Pustaka
Bahasa Indonesia
Bab
Pengaturan

Bab 7. Mencoba Mengelak

Jaka kembali melanjutkan harinya sembari terus mengingat apa yang dikatakan Roro padanya, dia harus mulai melupakan keinginannya membalas dendam ayahnya demi keselamatan keluarga kecilnya.

Bukan tanpa alasan Roro meminta itu pada suaminya, bagi wanita sederhana itu memang Jaka berhak untuk memenuhi permintaan ayahnya yang sudah tiada, tapi melawan keluarga kaya suaminya yang memiliki uang dan kekuasaan adalah hal konyol yang bisa saja membuat mereka justru terjerumus dalam jurang kesulitan yang lebih besar.

"Memang Bang Irawan itu polisi, Ro," lanjut Jaka malam harinya. "Duh, kalau ingat kemarahanku tadi, aku jadi takut kalau dia... "

Roro yang biasanya pemarah malam itu malah terlihat tenang, dia tau kemarahannya tidak akan merubah apapun saat ini. Dia hanya memandangi wajah Jaka yag terus tergiang wajah ayahnya yang memintanya menuntut balas. "Kalau dia apa?" tanya Roro setelah anak kata Jaka tidak berlanjut.

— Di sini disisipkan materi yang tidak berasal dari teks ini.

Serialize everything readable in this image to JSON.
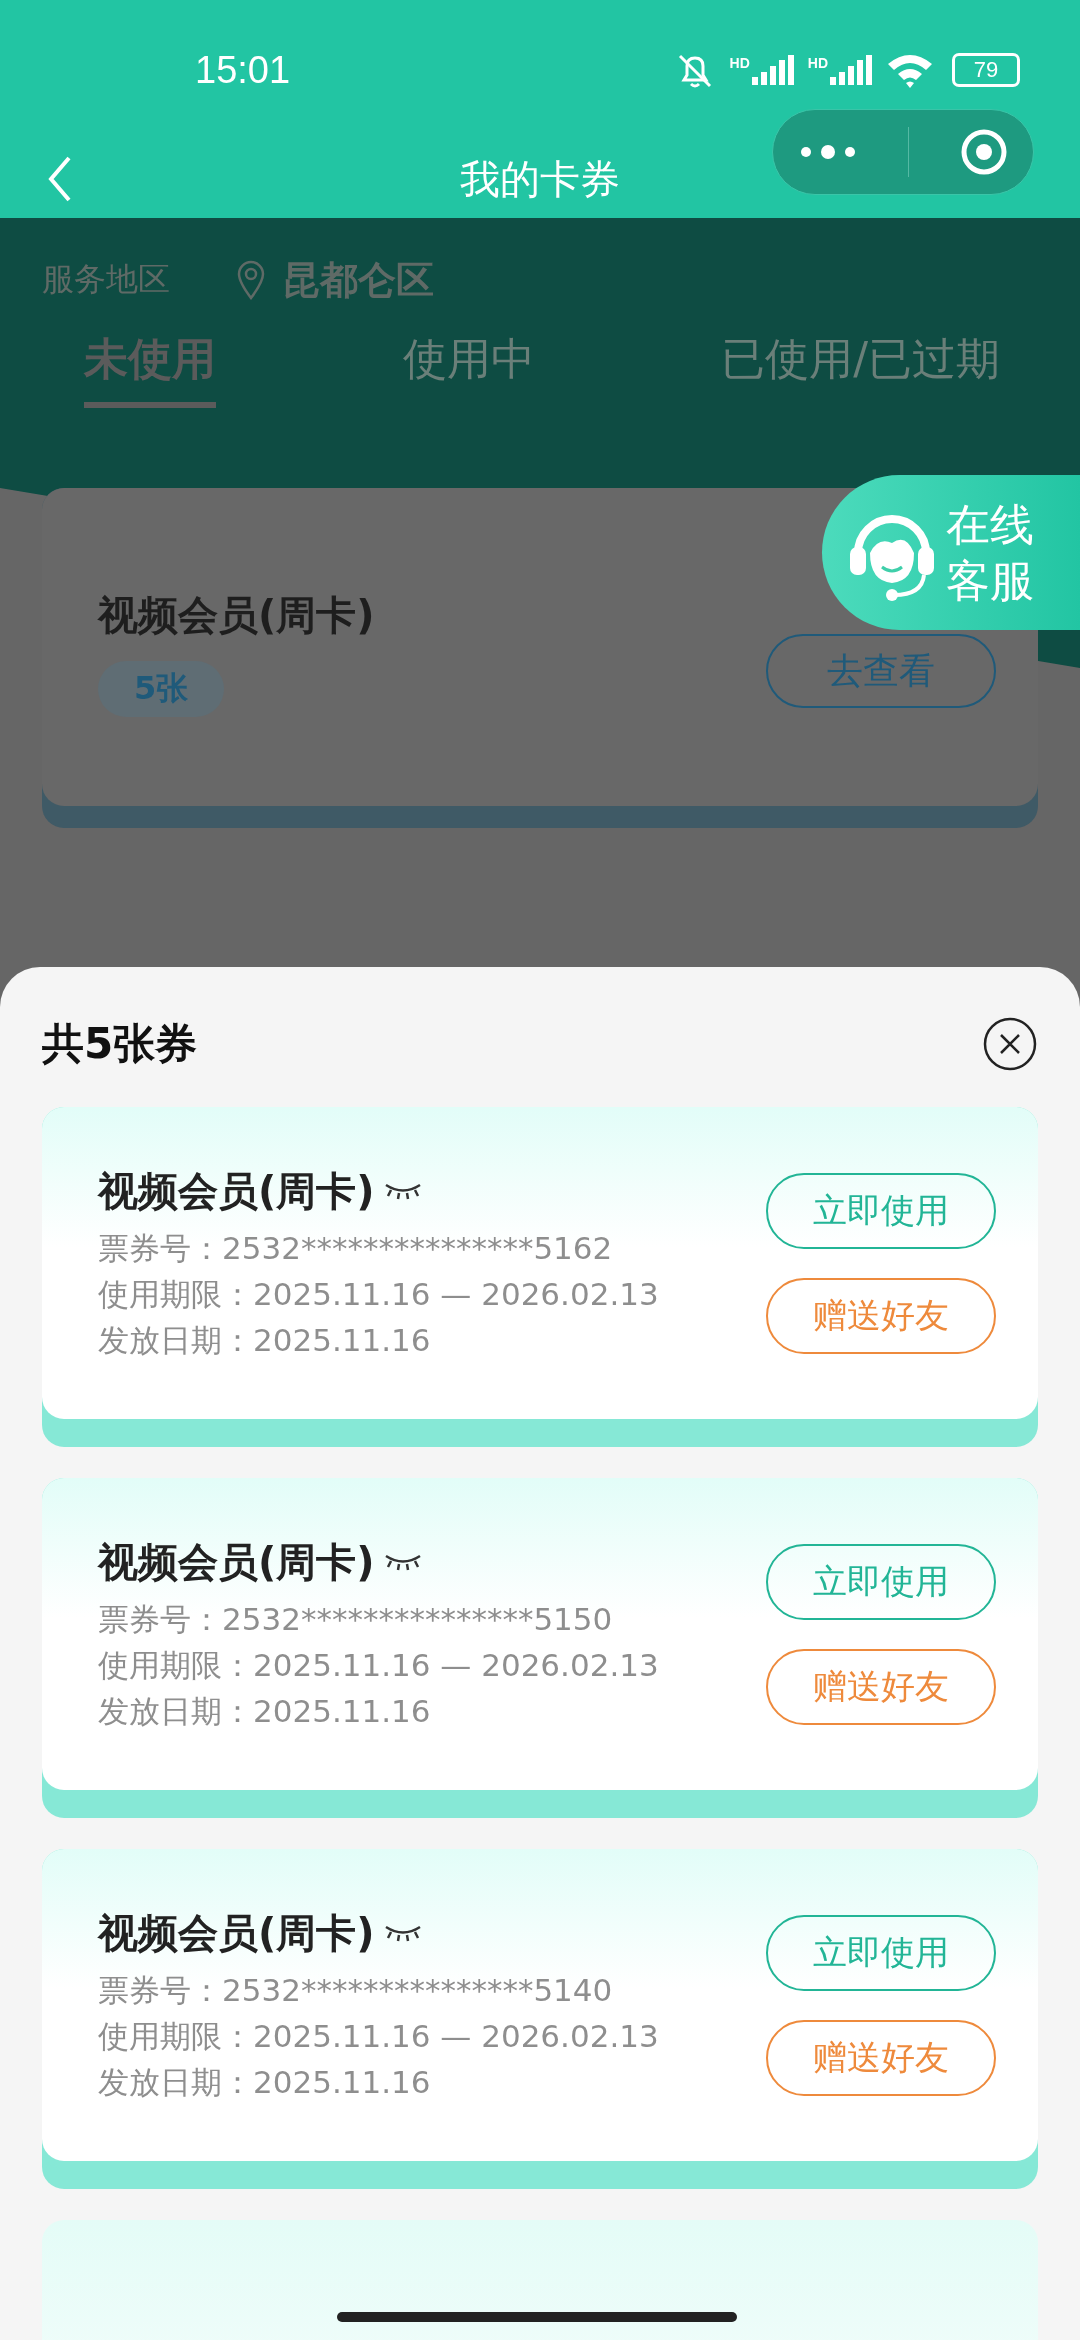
{
  "status_bar": {
    "time": "15:01",
    "signals": [
      {
        "label": "HD"
      },
      {
        "label": "HD"
      }
    ],
    "battery": "79"
  },
  "nav": {
    "title": "我的卡券"
  },
  "region": {
    "label": "服务地区",
    "value": "昆都仑区"
  },
  "tabs": [
    {
      "label": "未使用",
      "selected": true
    },
    {
      "label": "使用中",
      "selected": false
    },
    {
      "label": "已使用/已过期",
      "selected": false
    }
  ],
  "summary_card": {
    "title": "视频会员(周卡)",
    "count": "5张",
    "button": "去查看"
  },
  "support": {
    "line1": "在线",
    "line2": "客服"
  },
  "sheet": {
    "title": "共5张券",
    "coupons": [
      {
        "title": "视频会员(周卡)",
        "number": "票券号：2532***************5162",
        "validity": "使用期限：2025.11.16 — 2026.02.13",
        "issued": "发放日期：2025.11.16",
        "use_button": "立即使用",
        "gift_button": "赠送好友"
      },
      {
        "title": "视频会员(周卡)",
        "number": "票券号：2532***************5150",
        "validity": "使用期限：2025.11.16 — 2026.02.13",
        "issued": "发放日期：2025.11.16",
        "use_button": "立即使用",
        "gift_button": "赠送好友"
      },
      {
        "title": "视频会员(周卡)",
        "number": "票券号：2532***************5140",
        "validity": "使用期限：2025.11.16 — 2026.02.13",
        "issued": "发放日期：2025.11.16",
        "use_button": "立即使用",
        "gift_button": "赠送好友"
      }
    ]
  }
}
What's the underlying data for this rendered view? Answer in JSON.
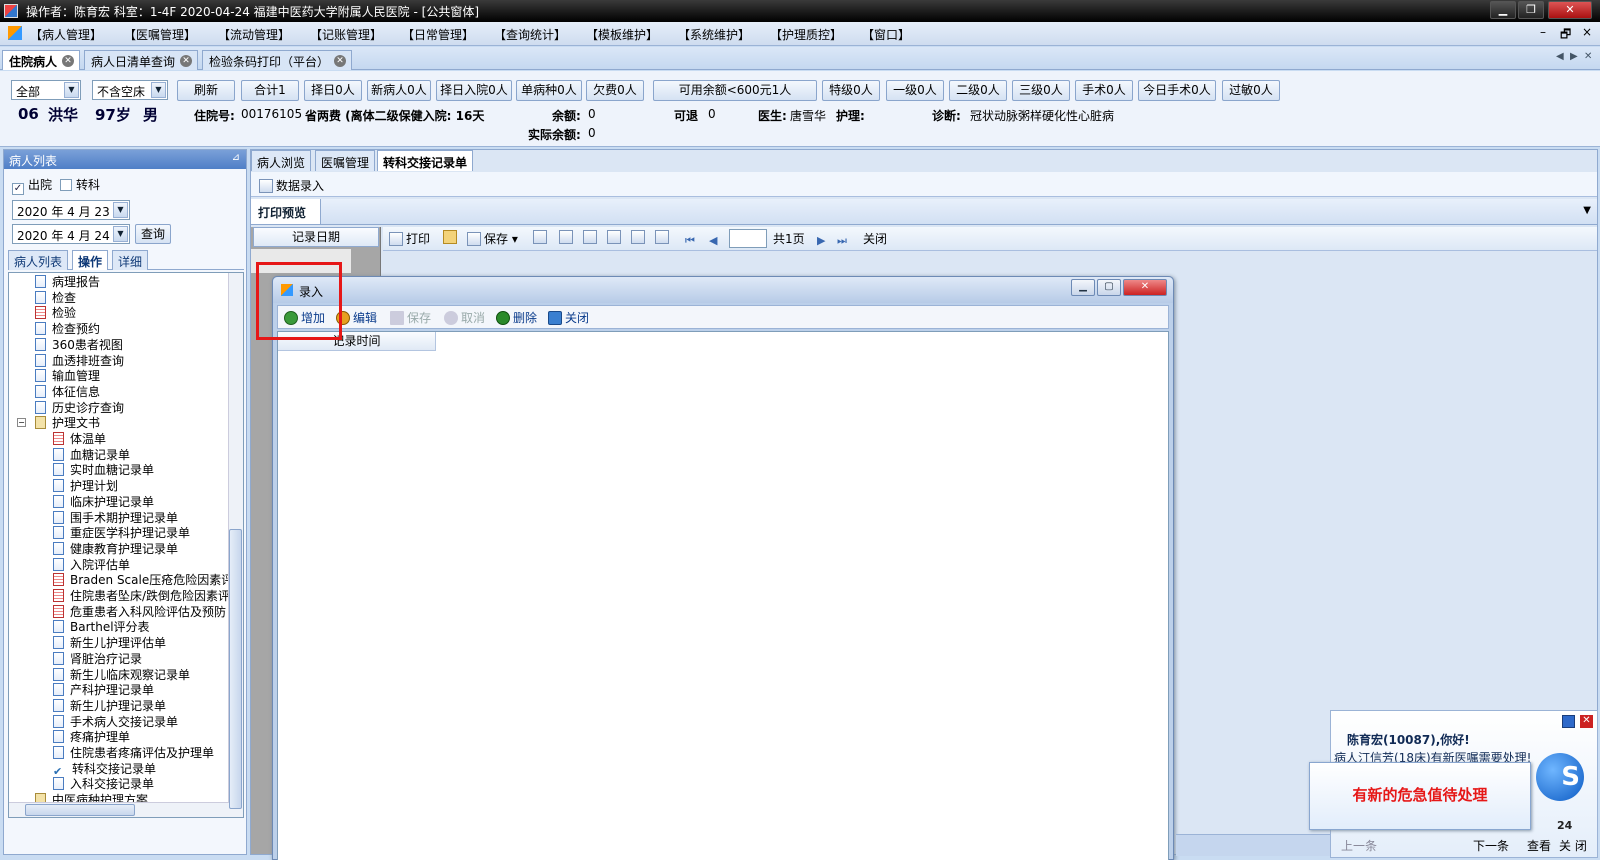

"Ya, seperti yang kamu bilang tadi,"

"Sudah, Mas. Yang penting sekarang kita lupakan dia. Kita kerja aja untuk anak kita, yang lalu biar berlalu. Ayah lama-lama juga pasti ngerti," tutur Roro begitu lembut.

Jaka meninggikan pandangannya menatap Roro yang malam ini sangat berbeda. Dia kemudian mengecuk kening istrinya lembut kemudian mengajaknya tidur.

Hari sudah malam dan Jaka harus kembali bekerja keesokan harinya. Dia harus pergi pagi karena lupa memberikan laporan ke pabrik untuk menunjukkan hasil kerjanya hari ini.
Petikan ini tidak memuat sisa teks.